Catherine Hyland

Photo: Catherine Hyland

Once we stepped inside, I saw the bear head lying around and there was such overwhelming stillness to this object that it really made me stop in my tracks.

The person in the image is one of Davaagiin Batbayar’s right hand men (a sumo champion who has returned to Mongolia to pursue a career in business and politics). We were at Davaagiin Batbayar’s home outside Ulaanbaatar, in quite a rural area in Gorkhi-Terelj National Park, after spending the day interviewing Davaagiin Batbayar and visiting one of the Sumo wrestling schools. In the end I decided to make the main focus of the project the younger generation of Sumo wrestlers, rising up in a sport that has for centuries been quite insular and preciously protected by the Japanese Sumo Association. 
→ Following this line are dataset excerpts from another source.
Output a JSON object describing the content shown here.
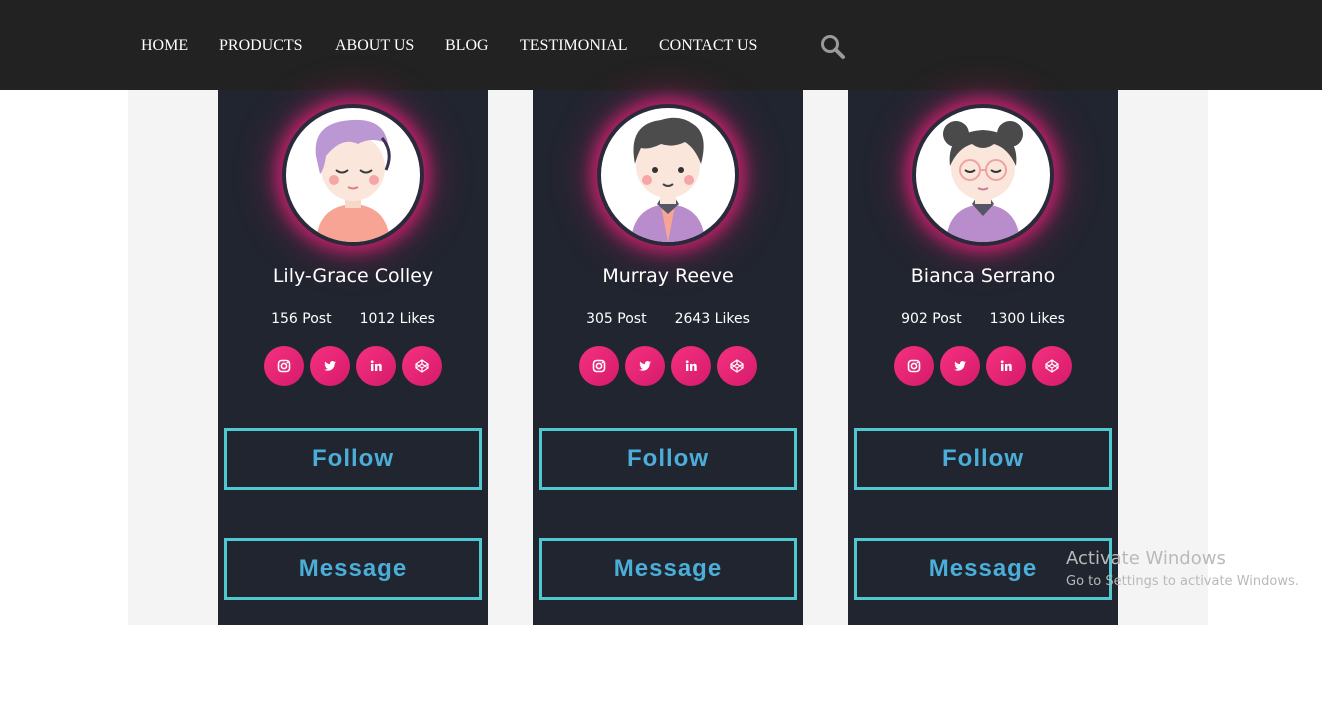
{
  "nav": {
    "items": [
      {
        "label": "HOME"
      },
      {
        "label": "PRODUCTS"
      },
      {
        "label": "ABOUT US"
      },
      {
        "label": "BLOG"
      },
      {
        "label": "TESTIMONIAL"
      },
      {
        "label": "CONTACT US"
      }
    ],
    "search_icon": "search-icon"
  },
  "cards": [
    {
      "name": "Lily-Grace Colley",
      "posts": "156",
      "posts_label": "Post",
      "likes": "1012",
      "likes_label": "Likes",
      "avatar": "girl-avatar-purple-hair",
      "follow_label": "Follow",
      "message_label": "Message"
    },
    {
      "name": "Murray Reeve",
      "posts": "305",
      "posts_label": "Post",
      "likes": "2643",
      "likes_label": "Likes",
      "avatar": "boy-avatar-curly-hair",
      "follow_label": "Follow",
      "message_label": "Message"
    },
    {
      "name": "Bianca Serrano",
      "posts": "902",
      "posts_label": "Post",
      "likes": "1300",
      "likes_label": "Likes",
      "avatar": "girl-avatar-glasses-buns",
      "follow_label": "Follow",
      "message_label": "Message"
    }
  ],
  "social_icons": [
    "instagram-icon",
    "twitter-icon",
    "linkedin-icon",
    "codepen-icon"
  ],
  "colors": {
    "navbar": "#222222",
    "card": "#212530",
    "accent_pink": "#e91e78",
    "button_border": "#4fc8d0",
    "button_text": "#4aaed9"
  },
  "os_watermark": {
    "title": "Activate Windows",
    "subtitle": "Go to Settings to activate Windows."
  }
}
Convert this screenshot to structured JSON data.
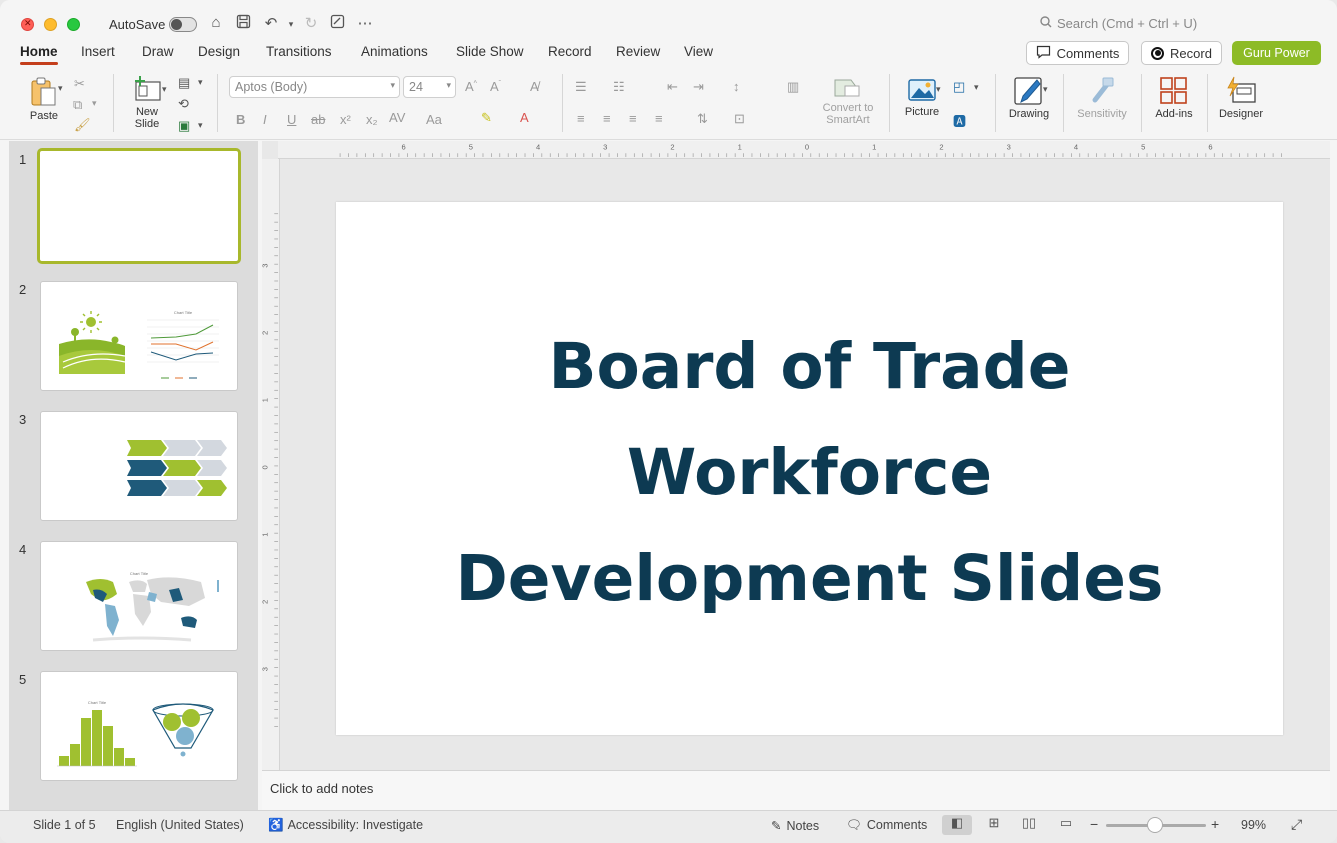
{
  "titlebar": {
    "autosave_label": "AutoSave",
    "search_placeholder": "Search (Cmd + Ctrl + U)"
  },
  "tabs": [
    "Home",
    "Insert",
    "Draw",
    "Design",
    "Transitions",
    "Animations",
    "Slide Show",
    "Record",
    "Review",
    "View"
  ],
  "header_buttons": {
    "comments": "Comments",
    "record": "Record",
    "guru": "Guru Power"
  },
  "ribbon": {
    "paste": "Paste",
    "new_slide_1": "New",
    "new_slide_2": "Slide",
    "font_name": "Aptos (Body)",
    "font_size": "24",
    "convert_1": "Convert to",
    "convert_2": "SmartArt",
    "picture": "Picture",
    "drawing": "Drawing",
    "sensitivity": "Sensitivity",
    "addins": "Add-ins",
    "designer": "Designer"
  },
  "thumbnails": [
    {
      "num": "1"
    },
    {
      "num": "2",
      "chart_title": "Chart Title"
    },
    {
      "num": "3"
    },
    {
      "num": "4",
      "chart_title": "Chart Title"
    },
    {
      "num": "5",
      "chart_title": "Chart Title"
    }
  ],
  "ruler": {
    "h_labels": [
      "6",
      "5",
      "4",
      "3",
      "2",
      "1",
      "0",
      "1",
      "2",
      "3",
      "4",
      "5",
      "6"
    ],
    "v_labels": [
      "3",
      "2",
      "1",
      "0",
      "1",
      "2",
      "3"
    ]
  },
  "slide": {
    "title_line1": "Board of Trade",
    "title_line2": "Workforce",
    "title_line3": "Development Slides"
  },
  "notes_placeholder": "Click to add notes",
  "status": {
    "slide_count": "Slide 1 of 5",
    "language": "English (United States)",
    "accessibility": "Accessibility: Investigate",
    "notes": "Notes",
    "comments": "Comments",
    "zoom": "99%"
  },
  "colors": {
    "accent_green": "#8dbb26",
    "title_navy": "#0d3a52",
    "tab_underline": "#c43e1c"
  }
}
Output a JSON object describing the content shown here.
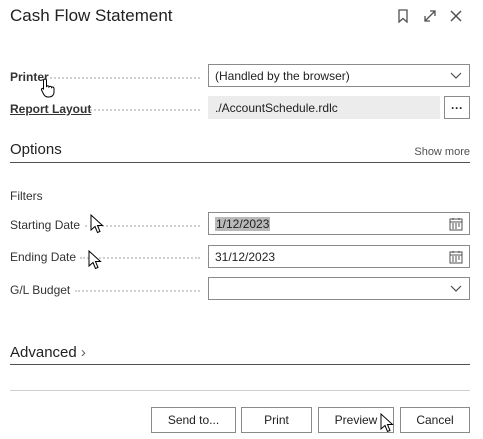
{
  "dialog": {
    "title": "Cash Flow Statement",
    "icons": [
      "bookmark-icon",
      "expand-icon",
      "close-icon"
    ]
  },
  "printer": {
    "label": "Printer",
    "value": "(Handled by the browser)"
  },
  "report_layout": {
    "label": "Report Layout",
    "value": "./AccountSchedule.rdlc",
    "more_label": "···"
  },
  "options": {
    "title": "Options",
    "show_more": "Show more"
  },
  "filters": {
    "title": "Filters",
    "starting_date": {
      "label": "Starting Date",
      "value": "1/12/2023"
    },
    "ending_date": {
      "label": "Ending Date",
      "value": "31/12/2023"
    },
    "gl_budget": {
      "label": "G/L Budget",
      "value": ""
    }
  },
  "advanced": {
    "title": "Advanced",
    "chevron": "›"
  },
  "footer": {
    "send_to": "Send to...",
    "print": "Print",
    "preview": "Preview",
    "cancel": "Cancel"
  }
}
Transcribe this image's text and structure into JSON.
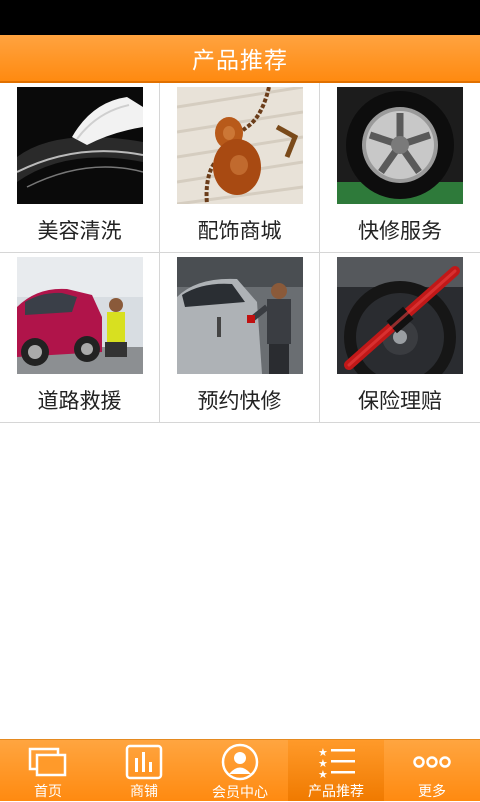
{
  "header": {
    "title": "产品推荐"
  },
  "grid": [
    {
      "label": "美容清洗",
      "image": "car-polish-photo"
    },
    {
      "label": "配饰商城",
      "image": "gourd-pendant-photo"
    },
    {
      "label": "快修服务",
      "image": "alloy-wheel-photo"
    },
    {
      "label": "道路救援",
      "image": "roadside-tire-change-photo"
    },
    {
      "label": "预约快修",
      "image": "mechanic-repair-photo"
    },
    {
      "label": "保险理赔",
      "image": "steering-wheel-lock-photo"
    }
  ],
  "tabs": [
    {
      "label": "首页",
      "icon": "home-icon"
    },
    {
      "label": "商铺",
      "icon": "shop-chart-icon"
    },
    {
      "label": "会员中心",
      "icon": "member-icon"
    },
    {
      "label": "产品推荐",
      "icon": "star-list-icon",
      "active": true
    },
    {
      "label": "更多",
      "icon": "more-dots-icon"
    }
  ],
  "colors": {
    "accent": "#ff8a10",
    "statusbar": "#000000"
  }
}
The subject in the picture is sitting inside Batbayar’s Ger (a traditional nomadic home). As we approached the Ger, another one of the locals pointed out a pack of wolves, that had recently settled just above where we were standing. Several of them sat on rocks, just a few meters above us, howling as I walked around the location, it’s the closest I have been to wolves in their natural habitat.

There were a group of puppies running around near and inside the Ger, it was quite a lively chaotic scene. Once we stepped inside, I saw the bear head lying around and there was such overwhelming stillness to this object that it really made me stop in my tracks. It was quite an arresting moment, especially due to the contrast of the noises going on outside.  I haven’t included the image in my project ‘Rise of the Mongolians’ because whilst I really like it as an image and it is an authentic depiction of the nomadic lifestyle many lead in Mongolia, that links to a hugely successful Sumo wrestler. I feel it is very much necessary to have an explanation alongside it, so it can’t be misinterpreted. I feel a lot of responsibility over the narrative that surrounds an image about hunting, especially trophy hunting, in relation to a rare or endangered animal, as I want my photographs to be connected to my values. 

Two sub-species of bears are found in Mongolia. Brown bears and Gobi bears. The Gobi Bear is amongst the rarest and least known large mammals on earth. There are perhaps no more than two or three dozen left in the wild, and none live in captivity anywhere. So it being a bear, is in itself especially significant. I do not know how or in what situation this bear head come to be acquired. I hope to find out further information about it but for me it is a remnant of a nomadic lifestyle that is gradually disappearing. That contrast between the old and the new, modern and traditional makes it compelling. Ambiguity in my work is a narrative strategy that I aim to use well, so this image is interesting to me because it is not didactic. It doesn’t tell you what to think but there is a heavy responsibility that goes along with that, in this instance because it is linked to hunting and so it has remained in my archive, whilst I try to gain a better understanding of how it is contextualised by everyday nomadic life in Mongolia at present. It is an intimate true depiction of  Davaagiin Batbayar’s personal life and possessions. I have a feeling it may portray a wider range of events and emotions than it seems on first glance. So I would not want to put it out into the world without that being made clear.

Catherine Hyland is an artist based in London. She graduated from Chelsea College of Art and Design with a First class BA (Hons) Degree in Fine Art and completed her Masters at the Royal College of Art.